El problema real tiene que ver con quién decide -porque puede hacerlo- mirar hacia otro lado cuando el problema surge en su propia casa. Hace unos meses, Manuel H. padre de familia gitano era asesinado a tiros en Rociana del Condado, Huelva, mientras cogía un puñado de habas. Como en el caso de Daniel, no hubo grandes movilizaciones. De hecho, su caso ya ha sido olvidado. Lo mismo podría decirse de Manuel Fernández Jiménez, que murió en 2018 recluido en régimen de aislamiento en la cárcel de Albocàsser, Castellón. Su cuerpo inerte, con signos evidentes de maltrato, tampoco despertó la gran indignación de los sectores progresistas de nuestra sociedad. Eleazar García Hernández perdía la vida en septiembre del año pasado tras ser reducido con violencia por un grupo de vigilantes de seguridad y posteriormente por la policía a las puertas del estadio de futbol de El Molinón, Gijón. Podríamos seguir enumerando casos, pero la pregunta es ¿serviría de algo?  

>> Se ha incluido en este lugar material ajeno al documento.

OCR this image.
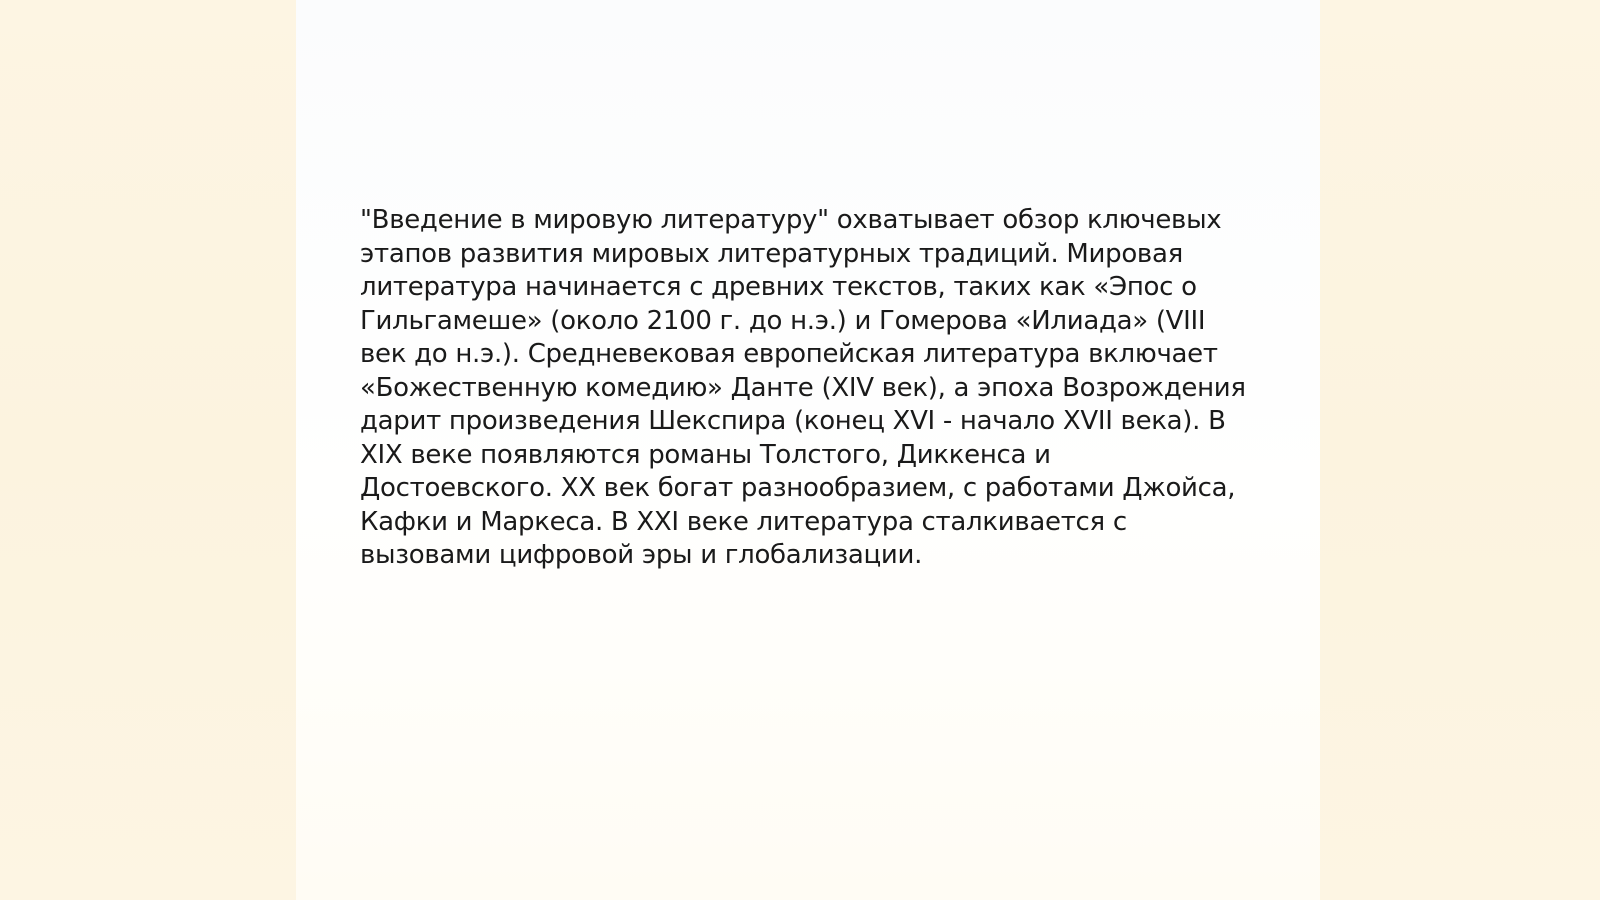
"Введение в мировую литературу" охватывает обзор ключевых
этапов развития мировых литературных традиций. Мировая
литература начинается с древних текстов, таких как «Эпос о
Гильгамеше» (около 2100 г. до н.э.) и Гомерова «Илиада» (VIII
век до н.э.). Средневековая европейская литература включает
«Божественную комедию» Данте (XIV век), а эпоха Возрождения
дарит произведения Шекспира (конец XVI - начало XVII века). В
XIX веке появляются романы Толстого, Диккенса и
Достоевского. XX век богат разнообразием, с работами Джойса,
Кафки и Маркеса. В XXI веке литература сталкивается с
вызовами цифровой эры и глобализации.
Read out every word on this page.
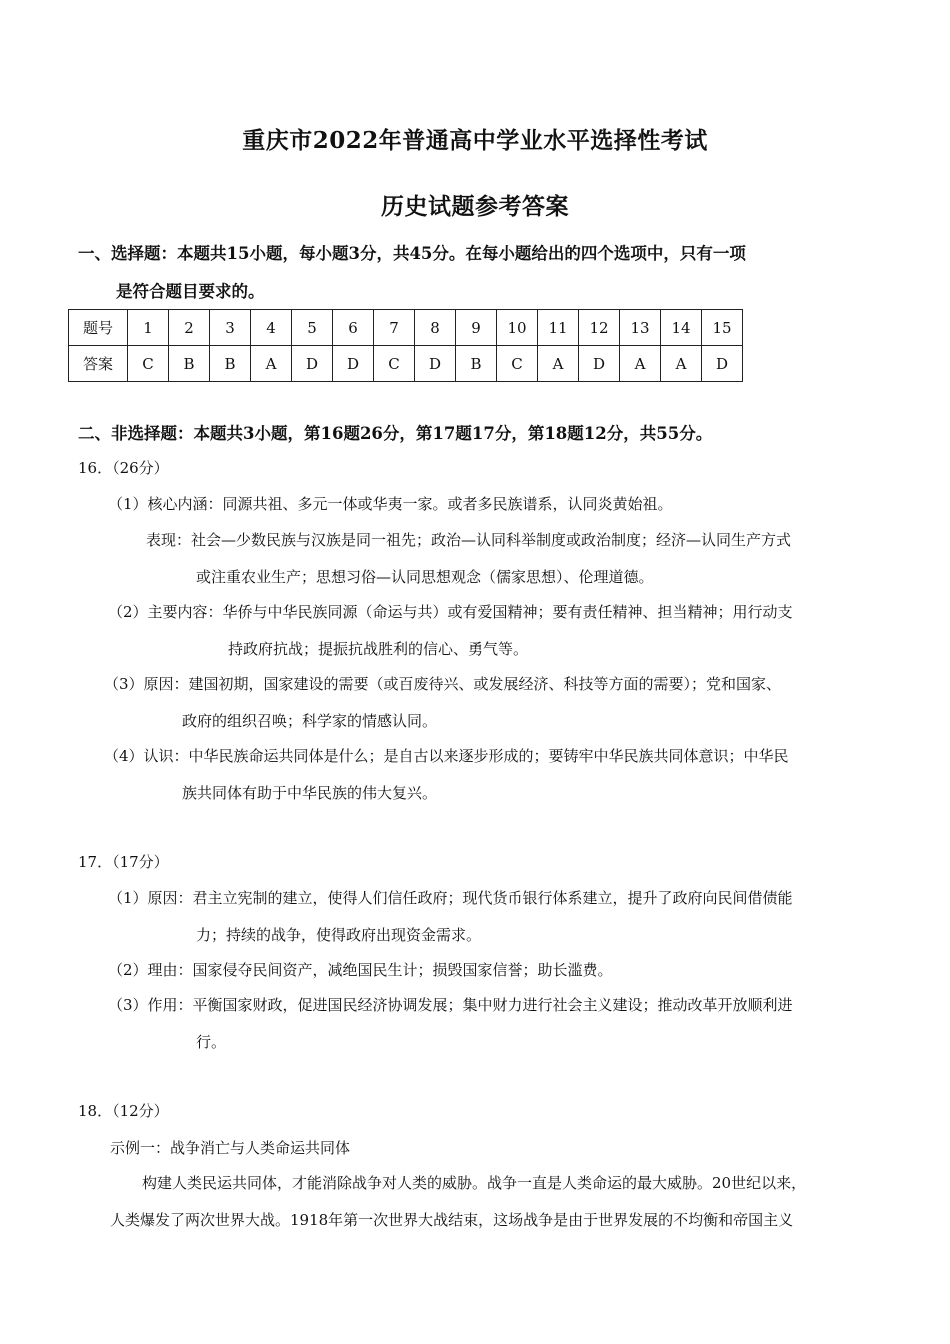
重庆市2022年普通高中学业水平选择性考试
历史试题参考答案
一、选择题：本题共15小题，每小题3分，共45分。在每小题给出的四个选项中，只有一项
是符合题目要求的。
题号	1	2	3	4	5	6	7	8	9	10	11	12	13	14	15
答案	C	B	B	A	D	D	C	D	B	C	A	D	A	A	D
二、非选择题：本题共3小题，第16题26分，第17题17分，第18题12分，共55分。
16．（26分）
（1）核心内涵：同源共祖、多元一体或华夷一家。或者多民族谱系，认同炎黄始祖。
表现：社会—少数民族与汉族是同一祖先；政治—认同科举制度或政治制度；经济—认同生产方式
或注重农业生产；思想习俗—认同思想观念（儒家思想）、伦理道德。
（2）主要内容：华侨与中华民族同源（命运与共）或有爱国精神；要有责任精神、担当精神；用行动支
持政府抗战；提振抗战胜利的信心、勇气等。
（3）原因：建国初期，国家建设的需要（或百废待兴、或发展经济、科技等方面的需要）；党和国家、
政府的组织召唤；科学家的情感认同。
（4）认识：中华民族命运共同体是什么；是自古以来逐步形成的；要铸牢中华民族共同体意识；中华民
族共同体有助于中华民族的伟大复兴。
17．（17分）
（1）原因：君主立宪制的建立，使得人们信任政府；现代货币银行体系建立，提升了政府向民间借债能
力；持续的战争，使得政府出现资金需求。
（2）理由：国家侵夺民间资产，减绝国民生计；损毁国家信誉；助长滥费。
（3）作用：平衡国家财政，促进国民经济协调发展；集中财力进行社会主义建设；推动改革开放顺利进
行。
18．（12分）
示例一：战争消亡与人类命运共同体
构建人类民运共同体，才能消除战争对人类的威胁。战争一直是人类命运的最大威胁。20世纪以来，
人类爆发了两次世界大战。1918年第一次世界大战结束，这场战争是由于世界发展的不均衡和帝国主义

Vamos a explicarles algo que quizás desconocen. La mayoría de los casos de maltrato racista sufrido por familias gitanas nunca son denunciados. Por lo tanto, a ustedes no les llega ni una cuarta parte de la realidad que nuestro Pueblo experimenta en su propio territorio desde hace siglos. Bofetadas, palizas, amenazas, asesinatos; cuando algo de esto sucede, la primera reacción en el seno de una familia gitana de a pie es la de callar y aconsejar el silencio a los más allegados. Al dolor y la rabia le vencen el miedo. Pero mucho cuidado. No crean que este miedo nace de la nada, que es un sentimiento irracional. De hecho, es un miedo que alberga una lógica aplastante. Lo que las instituciones españolas contemporáneas -aún las más progresistas- hacen frente a la posibilidad de reconocer la existencia del racismo es ocultarlo. Eso lo hemos aprendido a base de golpes. Históricamente, de la persecución histórica, de los intentos de genocidio y de la promulgación de leyes específicamente antigitanas hemos pasado al silencio más absoluto sobre ello, que es una actitud típicamente española frente al antigitanismo o todo lo que huela a racismo. No es que el racismo contra los nuestros o contra nuestros compañeros y compañeras de otros pueblos se terminara en 1978, sino que adquirió otro rostro. A la violencia más descarnada se unió el silenciamiento. Probablemente, les resulte más fácil comprender esta actitud cuando el debate gira en torno a la dictadura franquista y a los fraudulentos silencios políticos impuestos en aras de una supuesta concordia que no es sino ausencia de justicia. 

Ocultar el racismo: un asunto de Estado 

Cuando Patxi López ordena que una de las únicas menciones recientes en el ámbito político a los asesinatos policiales racistas en el Estado español desaparezca del diario de sesiones reproduce una antigua lógica racista1. La trampa es la siguiente. Si no consta en acta, no existe y si existe, hacemos que no conste en acta. Lo que López, en su terrible ignorancia, desconoce es que por mucho que quieran ocultarlo, el racismo institucional en nuestro territorio es real y que también se manifiesta a través de la violencia policial. En su mano está el alinearse con los elementos más reaccionarios de la derecha -que es lo que precisamente ha hecho- o sumarse a la reconstrucción de una sociedad democrática sana y justa. Y no hay nada más perjudicial para la consecución de ese horizonte, que negar compulsivamente un grave problema señalado por cientos de organizaciones de la más diversa índole. 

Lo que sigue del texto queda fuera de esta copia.